Just last month I was discussing Ed Banfield’s work on “present orientedness” and the work it did in getting him to make mass incarceration the platform of the Republican party. I pointed out that his use of thicker psychological descriptions of individuals in justifying longer and more punitive criminal penalties was very consistent with behavioral economics, and wondered why current behavioral economics wasn’t used for more reactionary and conservative ends.
Karl Smith is concerned after reading this paper by Bryan Caplan and Scott Beaulier – Behavioral Economics and Perverse Effects of the Welfare State. It argues the conservative critique that welfare leaves people worse off using behavioral economic rationality, since normal microeconomics argues you can’t make someone worse off by giving him or her more choices. It even quotes Ed Banfield.
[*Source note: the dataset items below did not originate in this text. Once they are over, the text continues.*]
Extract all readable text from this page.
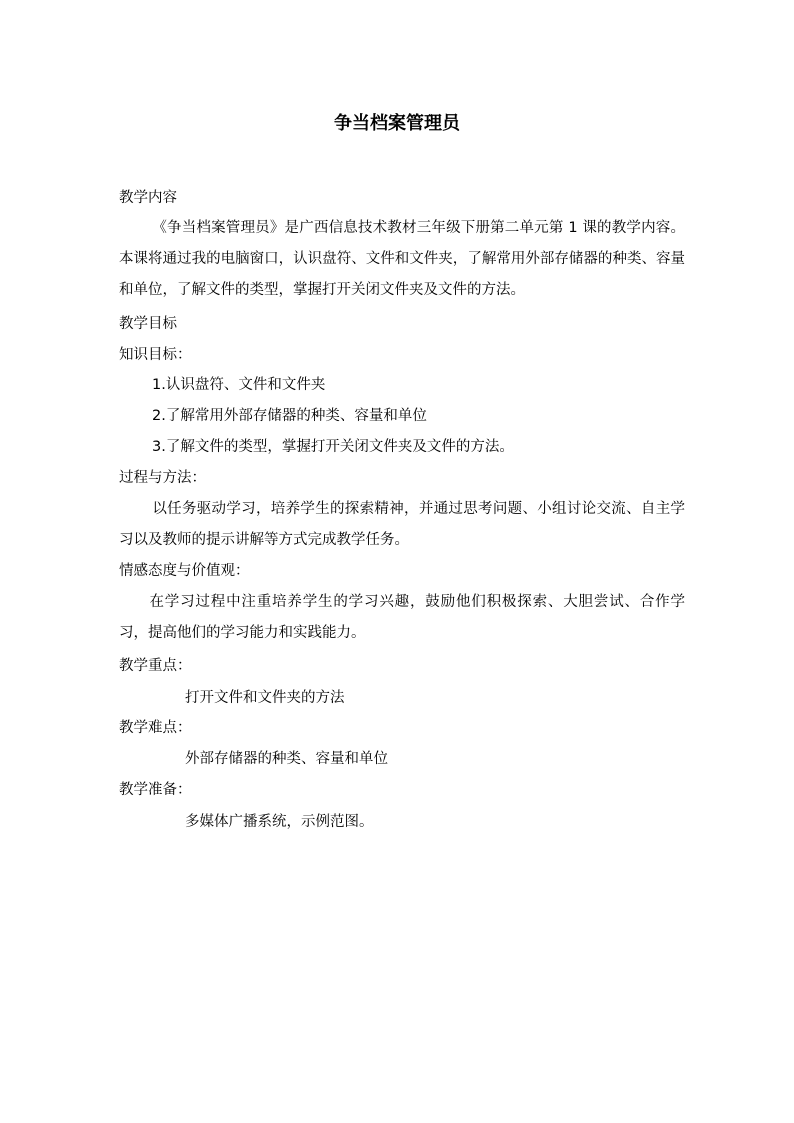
争当档案管理员
教学内容
《争当档案管理员》是广西信息技术教材三年级下册第二单元第 1 课的教学内容。本课将通过我的电脑窗口，认识盘符、文件和文件夹，了解常用外部存储器的种类、容量和单位，了解文件的类型，掌握打开关闭文件夹及文件的方法。
教学目标
知识目标：
1.认识盘符、文件和文件夹
2.了解常用外部存储器的种类、容量和单位
3.了解文件的类型，掌握打开关闭文件夹及文件的方法。
过程与方法：
以任务驱动学习，培养学生的探索精神，并通过思考问题、小组讨论交流、自主学习以及教师的提示讲解等方式完成教学任务。
情感态度与价值观：
在学习过程中注重培养学生的学习兴趣，鼓励他们积极探索、大胆尝试、合作学习，提高他们的学习能力和实践能力。
教学重点：
打开文件和文件夹的方法
教学难点：
外部存储器的种类、容量和单位
教学准备：
多媒体广播系统，示例范图。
None of Smith’s commenters get his question, so I’ll give it a shot. Please kick in comments, as my behavioral economics is not very good and not at all formally learned (disclosure: conceptually I think it’s a dodge from having to make a real social critique). I understand why Smith’s commenters want some formalism, as the behavioral economics is being sprayed everywhere in an aerosol can manner. Take his main example. A lot of what you think about this kind of exercise will derive from what you think about this kind of example:
A simple numerical example can illustrate the link between helping the poor and harming them. Suppose that in the absence of government assistance, the true net benefit of having a child out-of-wedlock is -$25,000, but a teenage girl with self-serving bias [unrealistically optimistic and overconfident] believes it is only -$5000. Since she still sees the net benefits as negative she chooses to wait. But suppose the government offers $10,000 in assistance to unwed mothers. Then the perceived benefits rise to $5000, the teenage girl opts to have the baby, and ex post experiences a net benefit of -$25,000 + $10,000 = -$15,000.
But shouldn’t loss aversion, one of the central pillars of behavioral economics, amplify the up-front costs of having a child? The pain and stress on the body are going to be a sure loss. And since government assistance is spread out over time, shouldn’t a hyperbolically discounting poor person care less about it? It seems a bit pick-and-choose.
As for Karl Smith’s specific worries about the welfare state: shouldn’t loss aversion, overconfidence, time-inconsistent discounting and difficulty following statistical probabilities lead a behavioral person to be made better off by universal health care and old age pensions? The probability of managing an individual investment portfolio as well as estimating the chances and subjective experience of being destitute in old age is difficult to estimate individually and the tail risk of the loss that occurs in poverty would be particularly painful. The same statement should be true for health care.
Same for unemployment insurance. One of the more curious behavioral responses is that people hate unemployment. They hate not being part of their productive community, they hate not contributing, they hate the loss of identity that one gets as someone who works. To an economist that’s b-a-n-a-n-a-s. Unemployment should be a pleasant vacation! But, last time I checked, it wasn’t (is that consistent with the latest frontiers in happiness research?).
That people are bad risks judges and hate losses should redouble our faith in social democratic insurance, not detract.